Asr´a yemin olsun ki, İnsan mutlaka bir ziyandadır. Ancak
İman edenler, Salih amel (İyi işler) işleyenler, birbirlerine hakkı ve sabrı tavsiye edenler bunun dışındadır. (Asr 1-2-3)
Bir Müslümanın hayata bakışı şu iki hususu kapsıyor şekilde olmalıdır.
1-Yaratıcı, yaratık ilişkisi,
2-Allah’ın emirleri.
Hayat ile hayat sonrası arasındaki münasebet de iki şeyi kapsar:
A-Ölümden sonra dirilme,
B-Haşr-u neşr ve insanın dünyada yaptığı fiillerinden sorulması.
Allah’a İman: Yani onun varlığına iman, bizler için atalarımızdan kalma geleneksel bir iman olmaktan çıkıp, daha delilli ve tahkiki olmalıdır.
İnsan: Allah’a iman etmesi gerektiğini araştırma ve incelemeler sonunda ikna olarak anlamalı ve bundan emin olmalıdır. Aksi takdirde kişinin Müslüman anne ve babadan doğması bir avantaj olarak kabul edilebilir.
Kişi tahkiki imanı gerçekleştirdiği takdirde Yahudi bir anne babadan veya Dinsiz bir anne babadan olması onu etkilemeyecektir. Çünkü o araştırması sonucu Allah Teala’yı tespit edecektir. Geleneksel olarak iman eden kişi Hıristiyan bir anne babadan doğdu ise Hıristiyan, Yahudi anne babadan ise Yahudi, Dinsiz anne babadan doğdu ise Dinsiz olur.

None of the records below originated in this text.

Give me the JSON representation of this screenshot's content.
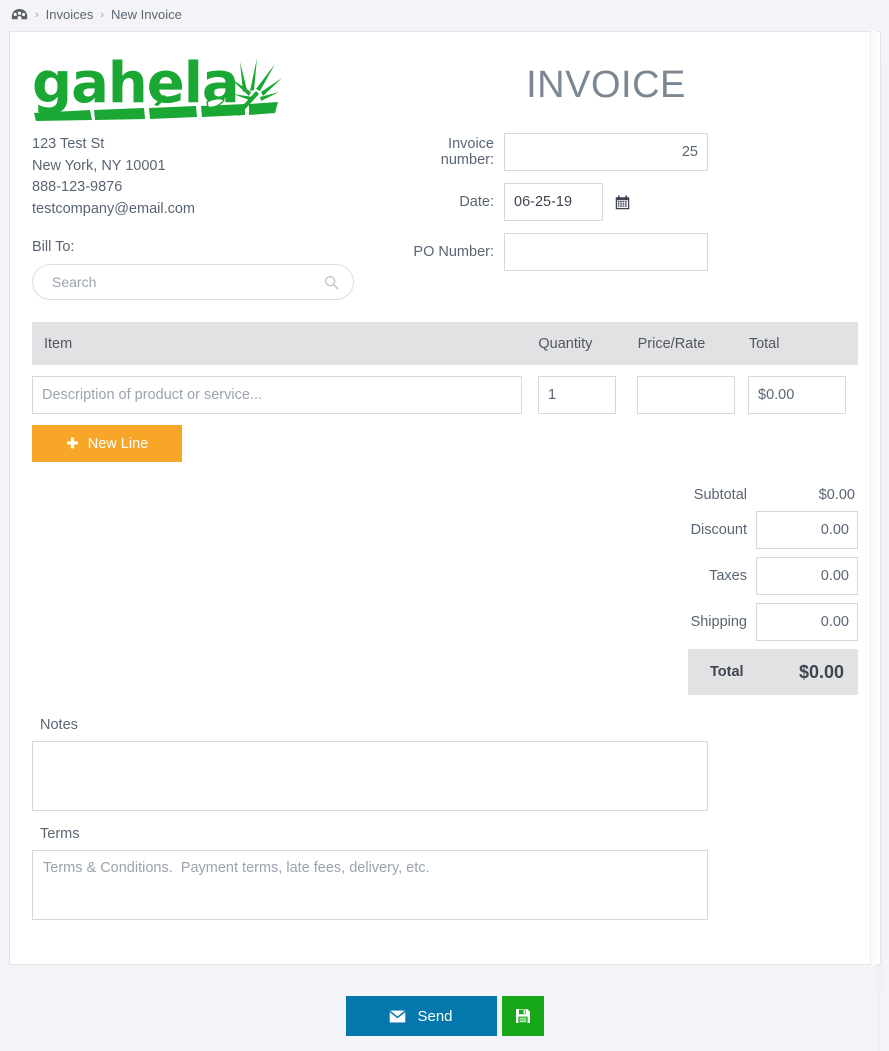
{
  "breadcrumb": {
    "home_icon": "dashboard-icon",
    "separator": "›",
    "items": [
      {
        "label": "Invoices"
      },
      {
        "label": "New Invoice"
      }
    ]
  },
  "company": {
    "logo_text": "gahela",
    "logo_color": "#1aa733",
    "address_lines": [
      "123 Test St",
      "New York, NY 10001",
      "888-123-9876",
      "testcompany@email.com"
    ]
  },
  "bill_to": {
    "label": "Bill To:",
    "search_placeholder": "Search",
    "search_value": "",
    "search_icon": "search-icon"
  },
  "invoice_meta": {
    "title": "INVOICE",
    "fields": [
      {
        "label": "Invoice number:",
        "value": "25",
        "placeholder": ""
      },
      {
        "label": "Date:",
        "value": "06-25-19",
        "placeholder": ""
      },
      {
        "label": "PO Number:",
        "value": "",
        "placeholder": ""
      }
    ],
    "calendar_icon": "calendar-icon"
  },
  "items_table": {
    "columns": [
      "Item",
      "Quantity",
      "Price/Rate",
      "Total"
    ],
    "rows": [
      {
        "description": "",
        "description_placeholder": "Description of product or service...",
        "quantity": "1",
        "price": "",
        "price_placeholder": "",
        "total": "$0.00"
      }
    ],
    "new_line_label": "New Line",
    "new_line_icon": "plus-icon",
    "new_line_color": "#f8a628"
  },
  "totals": {
    "subtotal_label": "Subtotal",
    "subtotal_value": "$0.00",
    "discount_label": "Discount",
    "discount_value": "0.00",
    "taxes_label": "Taxes",
    "taxes_value": "0.00",
    "shipping_label": "Shipping",
    "shipping_value": "0.00",
    "total_label": "Total",
    "total_value": "$0.00"
  },
  "notes": {
    "label": "Notes",
    "value": "",
    "placeholder": ""
  },
  "terms": {
    "label": "Terms",
    "value": "",
    "placeholder": "Terms & Conditions.  Payment terms, late fees, delivery, etc."
  },
  "footer": {
    "send_label": "Send",
    "send_icon": "mail-icon",
    "send_color": "#0477ad",
    "save_icon": "save-icon",
    "save_color": "#16a818"
  }
}
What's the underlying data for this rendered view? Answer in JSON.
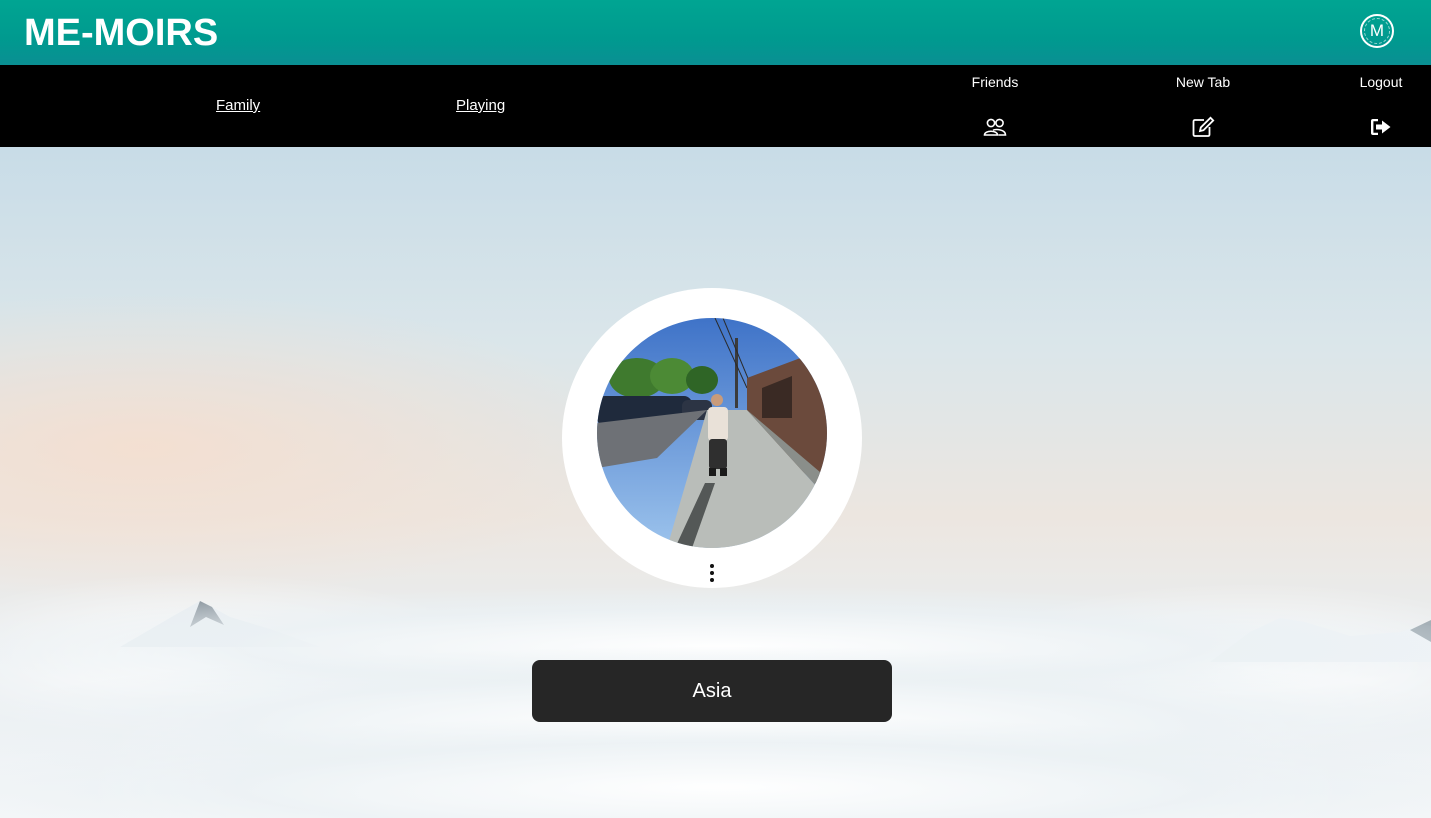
{
  "header": {
    "logo": "ME-MOIRS",
    "avatar_initial": "M"
  },
  "nav": {
    "links": [
      {
        "label": "Family"
      },
      {
        "label": "Playing"
      }
    ],
    "actions": [
      {
        "label": "Friends",
        "icon": "users-icon"
      },
      {
        "label": "New Tab",
        "icon": "edit-icon"
      },
      {
        "label": "Logout",
        "icon": "sign-out-icon"
      }
    ]
  },
  "profile": {
    "name": "Asia",
    "menu_icon": "vertical-ellipsis-icon"
  },
  "colors": {
    "header": "#00a592",
    "nav": "#000000",
    "name_box": "#262626"
  }
}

Çünkü o kişide taklitçilik mevcuttur. Bu anlamda Müslüman Allah’a olan inancını delilleriyle, kanıtları ile tahkiki olarak kabul etmesi gerekir. “Ben Cinleri ve İnsanları, başka değil, sırf bana kulluk etsinler diye yarattım. Onlardan bir rızık istemiyorum, beni doyurmalarını da istiyor değilim. Şüphesiz rızkı veren, sarsılmaz gücün sahibi olan yalnızca Allah’tır. (Zâriyât 56-57-58)
Müminler ancak, Allah anıldığı zaman yürekleri titreyen, kendilerine Allah´ın ayetleri okunduğun zaman imanlarını artıran ve yalnız Rablerine dayanıp güvenen kimselerdir. (Enfal 2)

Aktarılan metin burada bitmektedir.